With only a modest $10 million budget to help regulate a multibillion-dollar industry, Biden’s new AI security lab is now struggling alone with the security of its own facilities.
The “chronic underfunding” of the National Institute of Standards and Technology (NIST), the federal laboratory that will house the new US AI Safety Institute, has reportedly led to black mold, leaky roofs, and a Dead technician crushed by a concrete slab.
Despite calls from scientists and businesspeople who have described “AI’s risk of extinction” as equivalent to “pandemics and nuclear war,” Republican deficit hawks in Congress pushed for a 10 percent budget cut. to NIST, and Biden approved it.
A former senior NIST official reported seeing “Home Depot dehumidifiers or portable air conditioning units everywhere” purchased by staff to help dry out and curb mold growth.
Another reported incessant indoor leaks during rainy weather that forced staff to “tarp over” critical electronic equipment.
Pests and wildlife, including snakes, have also infiltrated NIST campuses, further compromising the lab’s ability to conduct precise experiments essential to its work developing official regulatory standards.
With only a modest $10 million budget to help regulate a multibillion-dollar industry, Biden’s new AI security lab is now struggling alone with the safety of its own facilities: black mold, leaky roofs, and a technician. dead crushed by a concrete slab, according to internal reports
“You see dust everywhere because the windows don’t seal,” said former NIST acting director Kent Rochford.

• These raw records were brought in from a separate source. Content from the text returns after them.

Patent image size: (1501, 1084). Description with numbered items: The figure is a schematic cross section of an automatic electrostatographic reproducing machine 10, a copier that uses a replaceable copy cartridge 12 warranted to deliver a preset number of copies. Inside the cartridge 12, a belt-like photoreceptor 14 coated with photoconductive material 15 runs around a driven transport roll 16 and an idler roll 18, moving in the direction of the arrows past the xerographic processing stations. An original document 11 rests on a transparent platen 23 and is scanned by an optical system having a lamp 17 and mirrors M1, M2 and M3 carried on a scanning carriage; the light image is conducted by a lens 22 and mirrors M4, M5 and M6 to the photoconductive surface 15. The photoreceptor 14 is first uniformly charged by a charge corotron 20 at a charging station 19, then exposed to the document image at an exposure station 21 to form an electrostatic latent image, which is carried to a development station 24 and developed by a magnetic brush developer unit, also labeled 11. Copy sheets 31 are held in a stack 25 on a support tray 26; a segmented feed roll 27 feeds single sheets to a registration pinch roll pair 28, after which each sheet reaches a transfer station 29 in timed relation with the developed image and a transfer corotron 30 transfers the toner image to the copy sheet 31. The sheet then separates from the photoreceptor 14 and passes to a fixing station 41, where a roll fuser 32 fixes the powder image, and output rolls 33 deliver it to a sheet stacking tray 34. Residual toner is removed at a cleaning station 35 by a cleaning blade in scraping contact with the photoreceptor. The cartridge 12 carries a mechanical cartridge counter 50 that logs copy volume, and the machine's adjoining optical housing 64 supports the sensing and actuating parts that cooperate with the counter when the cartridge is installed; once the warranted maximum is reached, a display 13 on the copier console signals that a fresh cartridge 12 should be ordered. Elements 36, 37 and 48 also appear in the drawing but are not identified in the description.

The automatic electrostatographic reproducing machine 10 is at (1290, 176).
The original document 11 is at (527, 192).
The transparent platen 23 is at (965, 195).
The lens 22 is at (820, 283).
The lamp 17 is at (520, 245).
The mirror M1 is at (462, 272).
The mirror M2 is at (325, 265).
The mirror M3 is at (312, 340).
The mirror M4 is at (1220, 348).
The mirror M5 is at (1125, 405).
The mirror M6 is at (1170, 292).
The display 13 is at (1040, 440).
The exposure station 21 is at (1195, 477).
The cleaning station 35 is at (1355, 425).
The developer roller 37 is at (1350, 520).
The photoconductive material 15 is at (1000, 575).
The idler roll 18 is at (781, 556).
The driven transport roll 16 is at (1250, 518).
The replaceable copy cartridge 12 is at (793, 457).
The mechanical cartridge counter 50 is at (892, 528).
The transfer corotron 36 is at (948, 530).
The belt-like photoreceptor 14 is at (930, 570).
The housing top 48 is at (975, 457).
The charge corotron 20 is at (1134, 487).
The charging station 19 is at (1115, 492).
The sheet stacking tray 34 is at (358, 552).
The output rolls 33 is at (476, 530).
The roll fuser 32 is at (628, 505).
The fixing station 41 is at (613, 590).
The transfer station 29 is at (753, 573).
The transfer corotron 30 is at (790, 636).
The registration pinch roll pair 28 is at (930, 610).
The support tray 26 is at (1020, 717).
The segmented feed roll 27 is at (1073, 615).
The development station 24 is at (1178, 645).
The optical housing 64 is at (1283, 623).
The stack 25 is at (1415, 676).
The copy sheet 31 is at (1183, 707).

Washington Post.
“You see a bucket collecting drops from a leak in the roof.”
Rochford, one of more than a dozen current and former NIST employees, administrative officials and artificial intelligence experts who spoke to the Post for its investigation, said he once requested funding for diving equipment to address the damage caused. due to flooding at a NIST facility.
He was denied funding, he said, but NIST was given squeegees to clean the water.
Nearly two-thirds (more than 60 percent) of NIST buildings do not meet federal safety standards, according to a report commissioned by Congress last year and conducted by the National Academies of Sciences, Engineering and Medicine.
The academy estimated that “the poor and deteriorating physical condition and functionality of NIST facilities” absorbed 40 percent of labor productivity as staff resorted to “workarounds and DIY repairs.”
“On occasion, pests and wildlife have infiltrated their campuses,” according to the Post, “including one incident in which a snake entered a Boulder building.”
NIST’s two main campuses, in Boulder, Colorado, and Gaithersburg, Maryland, are more than half a century old, with their foundations built during the Eisenhower and Kennedy administrations, respectively.
The federal institute, tasked with testing everything from the safety of industrial chemicals to the concrete used in high-rise apartments to advanced biometric identification systems, has now added AI safety to its purview.
“We don’t know very well how to evaluate AI,” NIST chief AI advisor Elham Tabassi said at a machine learning conference, NeurIPS, last December.
Tabassi complained that President Joe Biden’s executive order from November of this year, mandating the creation of the NIST artificial intelligence institute, created a “nearly impossible deadline.”
“It’s a difficult problem,” he said.
NIST Chief AI Advisor Elham Tabassi has complained that President Biden’s executive order from November of this year, which mandated the creation of NIST’s AI institute, created a “nearly impossible timeline.”
For the Biden White House, Commerce Department spokesman Charlie Andrews gave a much more optimistic assessment of the situation.
“While the administration has made clear that additional resources will be needed to fully address all of the issues raised by AI in the long term,” he said, “NIST has been effectively fulfilling its responsibilities.”
But some in the AI community worry that the lack of funding for NIST’s AI security effort risks giving Big Tech an opportunity to put its thumb on the scale.
Amazon has pledged $5 million in ‘computing credits’ to NIST’s AI efforts for its AI security testing; and Microsoft, part owner of OpenAI, maker of ChatGPT, have offered engineering teams to NIST AI Security Consortium.
Electrical safety problems of exactly the type that could undermine AI safety research have plagued NIST facilities along with mold, leaks, flooding, and pests.
The researchers told the Post that they sometimes slept in their laboratories in an effort to monitor and safeguard their work during recurring blackouts.
Other staff members reported having to transport hard drives with crucial research data between buildings due to unreliable internet connections and low bandwidth speeds.
But according to Commerce Department spokesperson Andrews, NIST’s AI staff will enjoy well-equipped offices located on the institute’s Gaithersburg campus, a Commerce Department office in Washington, D.C., and NIST’s National Cybersecurity Center of Excellence. in Rockville, Maryland.